Alright, pal, you wanna keep reading? Why don’t you tell me which of these pictures does not have a stop sign in it?
According to CloudFlare, nearly one-third of all internet traffic is now bots. Most of those bots, you won’t ever directly interact with, as they are crawling the web and indexing websites or performing specific tasks—or, increasingly, collecting data to train AI models. But it’s the bots that you can see that have people like OpenAI CEO Sam Altman and others questioning (albeit with seemingly zero remorse or consideration of any alternative) whether he and his cohort are destroying the internet.
Last week, Altman responded to a post that showed lots of comments in the subreddit r/ClaudeCode, a Reddit community built around Anthropic’s Claude Code tool, praising OpenAI’s Codex, an AI coding agent. “i have had the strangest experience reading this: i assume its all fake/bots, even though in this case i know codex growth is really strong and the trend here is real,” he wrote, very subtlely acknowledging how great his own product is.
While Altman suggested some of this may be people adopting the quirks and word choices of chatbots, among other factors, he did acknowledge that “the net effect is somehow AI twitter/AI reddit feels very fake in a way it really didnt a year or two ago.” It follows a previous observation he made earlier this month in which he said, “i never took the dead internet theory that seriously but it seems like there are really a lot of LLM-run twitter accounts now.”

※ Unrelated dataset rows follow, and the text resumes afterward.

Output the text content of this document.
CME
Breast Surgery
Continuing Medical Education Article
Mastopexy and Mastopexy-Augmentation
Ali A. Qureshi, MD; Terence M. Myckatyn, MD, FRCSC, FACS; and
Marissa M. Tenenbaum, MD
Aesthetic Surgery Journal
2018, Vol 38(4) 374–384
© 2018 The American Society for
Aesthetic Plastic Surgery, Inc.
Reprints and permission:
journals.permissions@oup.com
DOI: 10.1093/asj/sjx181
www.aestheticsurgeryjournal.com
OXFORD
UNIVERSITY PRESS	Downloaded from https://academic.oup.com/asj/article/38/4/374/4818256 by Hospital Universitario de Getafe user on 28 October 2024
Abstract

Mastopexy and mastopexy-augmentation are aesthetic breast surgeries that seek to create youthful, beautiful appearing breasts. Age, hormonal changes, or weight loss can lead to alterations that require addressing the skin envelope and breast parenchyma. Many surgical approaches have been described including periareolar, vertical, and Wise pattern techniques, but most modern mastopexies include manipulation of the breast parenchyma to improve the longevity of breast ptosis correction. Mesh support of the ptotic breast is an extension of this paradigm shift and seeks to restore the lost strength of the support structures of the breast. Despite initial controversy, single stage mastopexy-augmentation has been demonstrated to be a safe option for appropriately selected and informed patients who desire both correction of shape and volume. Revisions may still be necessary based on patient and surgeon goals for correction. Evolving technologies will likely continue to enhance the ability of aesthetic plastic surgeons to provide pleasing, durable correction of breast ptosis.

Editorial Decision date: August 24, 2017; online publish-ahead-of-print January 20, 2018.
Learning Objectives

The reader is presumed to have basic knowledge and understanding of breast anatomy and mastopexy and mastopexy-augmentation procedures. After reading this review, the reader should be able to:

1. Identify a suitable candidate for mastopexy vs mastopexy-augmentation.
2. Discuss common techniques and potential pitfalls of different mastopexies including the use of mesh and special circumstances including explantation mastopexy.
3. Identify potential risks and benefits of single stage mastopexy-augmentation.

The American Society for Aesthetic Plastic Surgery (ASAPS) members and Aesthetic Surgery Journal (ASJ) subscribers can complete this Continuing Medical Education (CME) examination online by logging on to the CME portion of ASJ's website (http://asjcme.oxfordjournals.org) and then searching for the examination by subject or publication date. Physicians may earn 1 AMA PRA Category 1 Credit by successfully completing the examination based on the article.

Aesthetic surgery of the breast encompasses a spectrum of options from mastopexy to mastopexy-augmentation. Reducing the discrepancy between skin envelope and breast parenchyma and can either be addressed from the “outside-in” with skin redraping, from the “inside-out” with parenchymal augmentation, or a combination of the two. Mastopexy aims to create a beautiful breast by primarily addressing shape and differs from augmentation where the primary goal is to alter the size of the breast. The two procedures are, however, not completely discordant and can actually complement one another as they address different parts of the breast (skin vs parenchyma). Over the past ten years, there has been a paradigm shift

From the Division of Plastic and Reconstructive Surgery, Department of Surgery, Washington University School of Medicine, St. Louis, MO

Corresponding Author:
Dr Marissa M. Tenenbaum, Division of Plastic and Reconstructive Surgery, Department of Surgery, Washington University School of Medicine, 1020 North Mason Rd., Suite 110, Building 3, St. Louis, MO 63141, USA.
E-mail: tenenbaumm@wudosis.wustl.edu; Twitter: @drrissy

“Dead internet theory” is the idea that much of the content online is created, interacted with, and fed to us by bots. If you believe the conspiratorial origins of the theory, which is thought to have first cropped up on imageboards around 2021, it’s an effort to control human behavior. If you’re slightly less blackpilled about the whole thing, then perhaps you’re more into the idea that it’s primarily driven by the monetary incentives of the internet, where engagement—no matter how low value it may be—can generate revenue.
Interestingly, the theory appeared pre-ChatGPT, suggesting the bot problem was bad before LLMs became widely accessible. Even then, there was evidence that a ton of internet traffic came from bots (some estimates place it over 50%, which is well above CloudFlare’s measurements), and there were concerns about “The Inversion,” or the point where fraud detection systems mistake bot behavior for human and vice versa.

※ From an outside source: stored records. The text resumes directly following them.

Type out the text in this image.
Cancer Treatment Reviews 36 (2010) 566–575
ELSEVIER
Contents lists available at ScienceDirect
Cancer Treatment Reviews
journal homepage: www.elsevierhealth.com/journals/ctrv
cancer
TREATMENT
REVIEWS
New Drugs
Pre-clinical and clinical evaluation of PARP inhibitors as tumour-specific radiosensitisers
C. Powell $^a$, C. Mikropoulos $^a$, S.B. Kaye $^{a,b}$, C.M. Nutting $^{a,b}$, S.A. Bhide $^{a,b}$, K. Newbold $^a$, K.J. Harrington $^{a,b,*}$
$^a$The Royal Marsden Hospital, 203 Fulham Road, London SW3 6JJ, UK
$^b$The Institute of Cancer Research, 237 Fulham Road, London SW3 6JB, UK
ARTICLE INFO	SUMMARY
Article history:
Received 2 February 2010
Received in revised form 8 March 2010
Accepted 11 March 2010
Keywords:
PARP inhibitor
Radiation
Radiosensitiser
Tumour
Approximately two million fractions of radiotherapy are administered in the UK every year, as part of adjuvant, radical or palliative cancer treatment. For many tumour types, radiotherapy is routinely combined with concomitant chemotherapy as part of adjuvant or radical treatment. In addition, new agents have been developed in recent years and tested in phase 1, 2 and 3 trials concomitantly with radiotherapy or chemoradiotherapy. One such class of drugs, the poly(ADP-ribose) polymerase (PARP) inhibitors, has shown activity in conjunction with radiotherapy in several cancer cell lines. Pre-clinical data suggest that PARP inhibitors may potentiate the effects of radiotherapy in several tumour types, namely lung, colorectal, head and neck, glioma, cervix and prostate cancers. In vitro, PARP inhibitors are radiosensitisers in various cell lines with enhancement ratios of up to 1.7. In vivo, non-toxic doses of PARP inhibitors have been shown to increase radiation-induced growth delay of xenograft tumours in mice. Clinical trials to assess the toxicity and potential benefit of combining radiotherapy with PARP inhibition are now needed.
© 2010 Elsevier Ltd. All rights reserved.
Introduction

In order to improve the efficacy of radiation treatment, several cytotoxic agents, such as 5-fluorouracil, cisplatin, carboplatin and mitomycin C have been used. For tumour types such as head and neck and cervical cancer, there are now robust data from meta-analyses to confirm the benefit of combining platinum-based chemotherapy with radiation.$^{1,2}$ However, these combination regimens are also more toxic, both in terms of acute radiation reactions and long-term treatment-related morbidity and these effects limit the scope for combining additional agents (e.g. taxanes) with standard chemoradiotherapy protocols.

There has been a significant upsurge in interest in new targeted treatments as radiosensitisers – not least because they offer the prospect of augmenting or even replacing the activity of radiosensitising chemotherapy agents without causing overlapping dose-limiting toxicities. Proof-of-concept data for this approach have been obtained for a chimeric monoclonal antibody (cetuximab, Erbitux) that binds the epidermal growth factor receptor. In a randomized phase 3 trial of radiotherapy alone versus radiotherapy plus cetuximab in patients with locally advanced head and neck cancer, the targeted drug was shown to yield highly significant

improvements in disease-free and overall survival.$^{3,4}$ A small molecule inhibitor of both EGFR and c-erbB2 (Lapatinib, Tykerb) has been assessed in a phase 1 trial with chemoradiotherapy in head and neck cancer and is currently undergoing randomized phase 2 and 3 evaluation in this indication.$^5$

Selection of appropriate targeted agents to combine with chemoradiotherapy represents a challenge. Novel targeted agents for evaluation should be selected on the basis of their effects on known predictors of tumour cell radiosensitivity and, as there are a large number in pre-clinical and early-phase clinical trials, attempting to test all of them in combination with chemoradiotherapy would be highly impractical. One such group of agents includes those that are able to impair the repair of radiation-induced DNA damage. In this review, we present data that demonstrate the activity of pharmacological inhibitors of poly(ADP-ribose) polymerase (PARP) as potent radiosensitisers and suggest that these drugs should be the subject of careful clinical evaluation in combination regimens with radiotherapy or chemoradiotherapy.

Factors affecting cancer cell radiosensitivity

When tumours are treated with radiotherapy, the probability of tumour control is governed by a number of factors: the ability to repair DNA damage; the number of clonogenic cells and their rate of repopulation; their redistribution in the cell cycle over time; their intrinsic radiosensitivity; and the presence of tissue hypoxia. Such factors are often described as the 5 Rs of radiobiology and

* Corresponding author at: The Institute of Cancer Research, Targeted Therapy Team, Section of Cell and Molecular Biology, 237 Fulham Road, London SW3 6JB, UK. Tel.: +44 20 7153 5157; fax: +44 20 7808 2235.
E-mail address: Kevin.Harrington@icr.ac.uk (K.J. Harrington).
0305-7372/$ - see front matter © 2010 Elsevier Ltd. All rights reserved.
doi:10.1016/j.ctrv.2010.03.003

But now, at a time when companies like OpenAI are making publicly available agents that can navigate the web like a person and perform tasks for them, the level of authenticity online is likely to plummet even further. Altman seems to see it, but hasn’t suggested actually, you know, *doing* anything about it.
It’s not dissimilar from a situation earlier this year in which Altman warned that AI tools have “fully defeated” most authentication services that humans rely on to verify their identity and said that, as a result, scams are likely going to explode. Just like Altman’s observation about inauthentic behavior on social media, he seemed to have zero interest in slowing his company’s activity to stop the erosion of the digital systems we count on, despite seemingly being able to recognize the pitfalls.
Why? Well, how about another conspiracy theory? Perhaps it’s because Altman has another company he’d like to pitch as the solution for it all: his bizarre “World” identification verification system/crypto scheme that requires people to scan their eyeballs to prove they are human. He’s already broached a potential deal with Reddit to verify its users as authentic—noteworthy considering he’s now called out bot activity on the platform. The faster we get pushed to the Dead Internet Theory cliff, the more incentive companies have to call on Altman’s other firm to save us all. Call it the New Internet Order.